In this sense, I am very much so nineteen. It is true that I have maintained confidence in a certain purpose in my life and while the platforms on which I build change, the end-goal is always the same: to serve God by serving his people. But if I am self-critical, I spend more time wondering what my next experience will be than that of the marginalized child my own company strives to serve. Or forget, for a moment, the distant, ambiguous child that appears in any patronizing charity advertisement: I think about my own experience more than that of even my best friend. Than that of my mom.
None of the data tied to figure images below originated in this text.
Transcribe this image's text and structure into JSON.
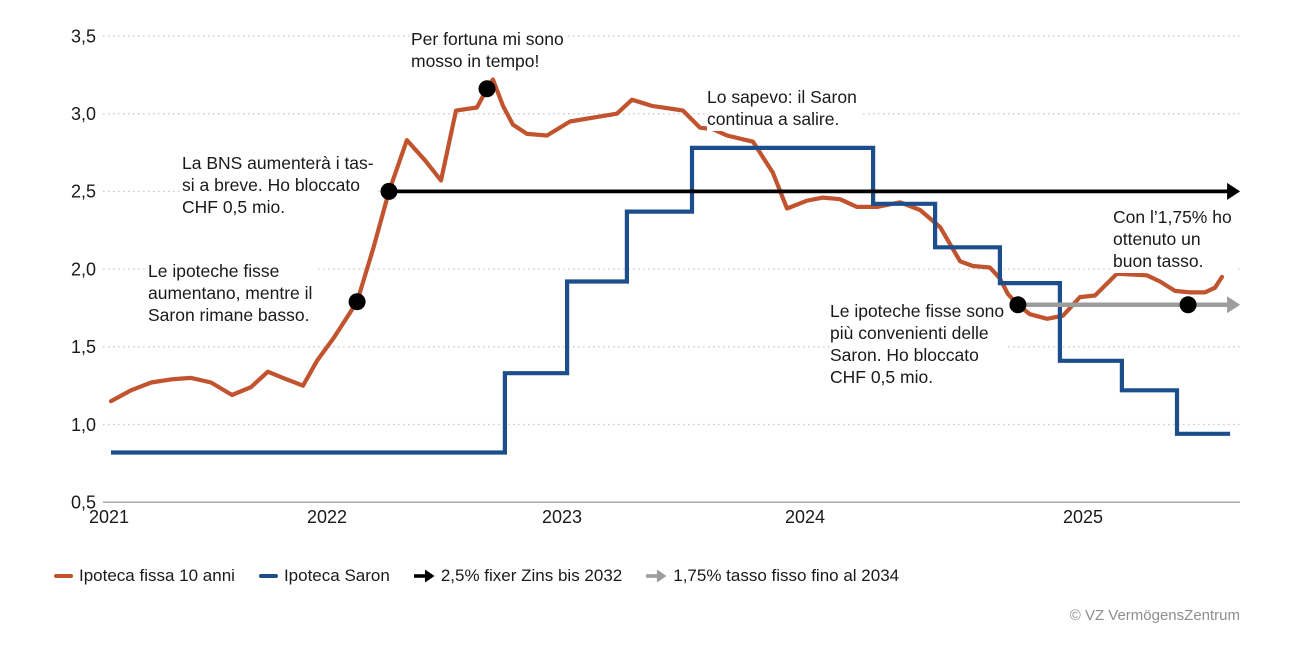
{
  "chart_data": {
    "type": "line",
    "title": "",
    "x_axis": {
      "ticks": [
        {
          "label": "2021",
          "t": 2021
        },
        {
          "label": "2022",
          "t": 2022
        },
        {
          "label": "2023",
          "t": 2023
        },
        {
          "label": "2024",
          "t": 2024
        },
        {
          "label": "2025",
          "t": 2025
        }
      ],
      "range": [
        2020.97,
        2025.57
      ]
    },
    "y_axis": {
      "ticks": [
        {
          "label": "3,5",
          "v": 3.5
        },
        {
          "label": "3,0",
          "v": 3.0
        },
        {
          "label": "2,5",
          "v": 2.5
        },
        {
          "label": "2,0",
          "v": 2.0
        },
        {
          "label": "1,5",
          "v": 1.5
        },
        {
          "label": "1,0",
          "v": 1.0
        },
        {
          "label": "0,5",
          "v": 0.5
        }
      ],
      "range": [
        0.5,
        3.55
      ],
      "grid": "dotted"
    },
    "series": [
      {
        "name": "Ipoteca fissa 10 anni",
        "color": "#c1542e",
        "style": "line",
        "points": [
          [
            2021.009,
            1.15
          ],
          [
            2021.101,
            1.22
          ],
          [
            2021.193,
            1.27
          ],
          [
            2021.284,
            1.29
          ],
          [
            2021.376,
            1.3
          ],
          [
            2021.468,
            1.27
          ],
          [
            2021.564,
            1.19
          ],
          [
            2021.651,
            1.24
          ],
          [
            2021.729,
            1.34
          ],
          [
            2021.798,
            1.3
          ],
          [
            2021.89,
            1.25
          ],
          [
            2021.954,
            1.41
          ],
          [
            2022.03,
            1.56
          ],
          [
            2022.128,
            1.79
          ],
          [
            2022.196,
            2.13
          ],
          [
            2022.264,
            2.5
          ],
          [
            2022.34,
            2.83
          ],
          [
            2022.417,
            2.7
          ],
          [
            2022.485,
            2.57
          ],
          [
            2022.549,
            3.02
          ],
          [
            2022.638,
            3.04
          ],
          [
            2022.681,
            3.16
          ],
          [
            2022.706,
            3.22
          ],
          [
            2022.749,
            3.05
          ],
          [
            2022.791,
            2.93
          ],
          [
            2022.851,
            2.87
          ],
          [
            2022.936,
            2.86
          ],
          [
            2023.033,
            2.95
          ],
          [
            2023.148,
            2.98
          ],
          [
            2023.226,
            3.0
          ],
          [
            2023.288,
            3.09
          ],
          [
            2023.37,
            3.05
          ],
          [
            2023.457,
            3.03
          ],
          [
            2023.498,
            3.02
          ],
          [
            2023.568,
            2.91
          ],
          [
            2023.621,
            2.9
          ],
          [
            2023.679,
            2.86
          ],
          [
            2023.786,
            2.82
          ],
          [
            2023.868,
            2.62
          ],
          [
            2023.926,
            2.39
          ],
          [
            2024.007,
            2.44
          ],
          [
            2024.065,
            2.46
          ],
          [
            2024.126,
            2.45
          ],
          [
            2024.187,
            2.4
          ],
          [
            2024.259,
            2.4
          ],
          [
            2024.342,
            2.43
          ],
          [
            2024.414,
            2.38
          ],
          [
            2024.486,
            2.27
          ],
          [
            2024.558,
            2.05
          ],
          [
            2024.604,
            2.02
          ],
          [
            2024.665,
            2.01
          ],
          [
            2024.701,
            1.94
          ],
          [
            2024.73,
            1.84
          ],
          [
            2024.766,
            1.77
          ],
          [
            2024.809,
            1.71
          ],
          [
            2024.871,
            1.68
          ],
          [
            2024.928,
            1.7
          ],
          [
            2024.989,
            1.82
          ],
          [
            2025.043,
            1.83
          ],
          [
            2025.122,
            1.97
          ],
          [
            2025.23,
            1.96
          ],
          [
            2025.277,
            1.92
          ],
          [
            2025.331,
            1.86
          ],
          [
            2025.385,
            1.85
          ],
          [
            2025.439,
            1.85
          ],
          [
            2025.475,
            1.88
          ],
          [
            2025.5,
            1.95
          ]
        ]
      },
      {
        "name": "Ipoteca Saron",
        "color": "#1d4e8c",
        "style": "step",
        "points": [
          [
            2021.009,
            0.82
          ],
          [
            2022.757,
            0.82
          ],
          [
            2022.757,
            1.33
          ],
          [
            2023.021,
            1.33
          ],
          [
            2023.021,
            1.92
          ],
          [
            2023.267,
            1.92
          ],
          [
            2023.267,
            2.37
          ],
          [
            2023.535,
            2.37
          ],
          [
            2023.535,
            2.78
          ],
          [
            2024.245,
            2.78
          ],
          [
            2024.245,
            2.42
          ],
          [
            2024.468,
            2.42
          ],
          [
            2024.468,
            2.14
          ],
          [
            2024.701,
            2.14
          ],
          [
            2024.701,
            1.91
          ],
          [
            2024.917,
            1.91
          ],
          [
            2024.917,
            1.41
          ],
          [
            2025.14,
            1.41
          ],
          [
            2025.14,
            1.22
          ],
          [
            2025.338,
            1.22
          ],
          [
            2025.338,
            0.94
          ],
          [
            2025.529,
            0.94
          ]
        ]
      }
    ],
    "arrows": [
      {
        "name": "2,5% fixer Zins bis 2032",
        "color": "#000000",
        "v": 2.5,
        "t_start": 2022.264,
        "t_end": 2025.522
      },
      {
        "name": "1,75% tasso fisso fino al 2034",
        "color": "#9d9d9d",
        "v": 1.77,
        "t_start": 2024.766,
        "t_end": 2025.522
      }
    ],
    "markers": [
      {
        "name": "fixed-rates-rising",
        "t": 2022.128,
        "v": 1.79
      },
      {
        "name": "locked-2-5-percent",
        "t": 2022.264,
        "v": 2.5
      },
      {
        "name": "moved-in-time",
        "t": 2022.681,
        "v": 3.16
      },
      {
        "name": "locked-1-75-percent",
        "t": 2024.766,
        "v": 1.77
      },
      {
        "name": "good-rate-2034",
        "t": 2025.378,
        "v": 1.77
      }
    ],
    "annotations": [
      {
        "id": "per-fortuna",
        "t": 2022.357,
        "v": 3.551,
        "lines": [
          "Per fortuna mi sono",
          "mosso in tempo!"
        ]
      },
      {
        "id": "bns-lock",
        "t": 2021.335,
        "v": 2.754,
        "lines": [
          "La BNS aumenterà i tas-",
          "si a breve. Ho bloccato",
          "CHF 0,5 mio."
        ]
      },
      {
        "id": "fisse-aumentano",
        "t": 2021.179,
        "v": 2.058,
        "lines": [
          "Le ipoteche fisse",
          "aumentano, mentre il",
          "Saron rimane basso."
        ]
      },
      {
        "id": "lo-sapevo",
        "t": 2023.597,
        "v": 3.178,
        "lines": [
          "Lo sapevo: il Saron",
          "continua a salire."
        ]
      },
      {
        "id": "buon-tasso",
        "t": 2025.108,
        "v": 2.406,
        "lines": [
          "Con l’1,75% ho",
          "ottenuto un",
          "buon tasso."
        ]
      },
      {
        "id": "fisse-convenienti",
        "t": 2024.09,
        "v": 1.801,
        "lines": [
          "Le ipoteche fisse sono",
          "più convenienti delle",
          "Saron. Ho bloccato",
          "CHF 0,5 mio."
        ]
      }
    ],
    "colors": {
      "grid": "#cbcbcb",
      "axis": "#a0a0a0",
      "text": "#1a1a1a",
      "marker": "#000000"
    }
  },
  "legend": {
    "items": [
      {
        "label": "Ipoteca fissa 10 anni",
        "swatch": "dash",
        "color": "#c1542e"
      },
      {
        "label": "Ipoteca Saron",
        "swatch": "dash",
        "color": "#1d4e8c"
      },
      {
        "label": "2,5% fixer Zins bis 2032",
        "swatch": "arrow",
        "color": "#000000"
      },
      {
        "label": "1,75% tasso fisso fino al 2034",
        "swatch": "arrow",
        "color": "#9d9d9d"
      }
    ]
  },
  "footer": {
    "copyright": "© VZ VermögensZentrum"
  }
}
How long before ‘experience’ becomes ‘well-being’?

 

In the story of Narcissus, Nemesis, the Greek goddess also known Adrastei, meaning “inescapable” for the arrogant, is known as the counter force to hubris. When Narcissus, the handsome young hunter, drowns from staring at his reflecting in the lake, it is said that he got what he deserved. But I prefer an ending author Paulo Coehlo offers in The Alchemist, in which the lake mourns for his death. Like Narcissus, we Millennials stare daily into our own lake. But if we fall in, if we succumb to the hyper-active pressure of the media to achieve its unattainable version of perfect, it will only be to the detriment of our own human kind that we pass.

 

Like many other 19 year-olds, I am pulled into this current of narcissism. Thus, I have created some goals for The Year of 19 to stay above the surface:

 

1.     Post with a conscience – social media is not the king of all evils, but how I use it matters. How can I leverage my media presence to build awareness, convey honest messages, and further a cause?

2.
Context is key – the bigger picture has helped me understand many a situation and it won’t fail me now. In the words of Eileen Knowles, “We have such limited perspectives of the world. And yet we must remember that every human beside us does too.”

3.
Meet people where they are – I owe my making to the people who have met me where I needed them most—even when they were leaps and bounds ahead of me intellectually, emotionally, or spiritually. I have a responsibility to pay it forward whenever and in whatever way opportunity presents itself. And right now, that starts with my siblings.

      These are my goals for The Year of 19. What’s your year? What are your goals?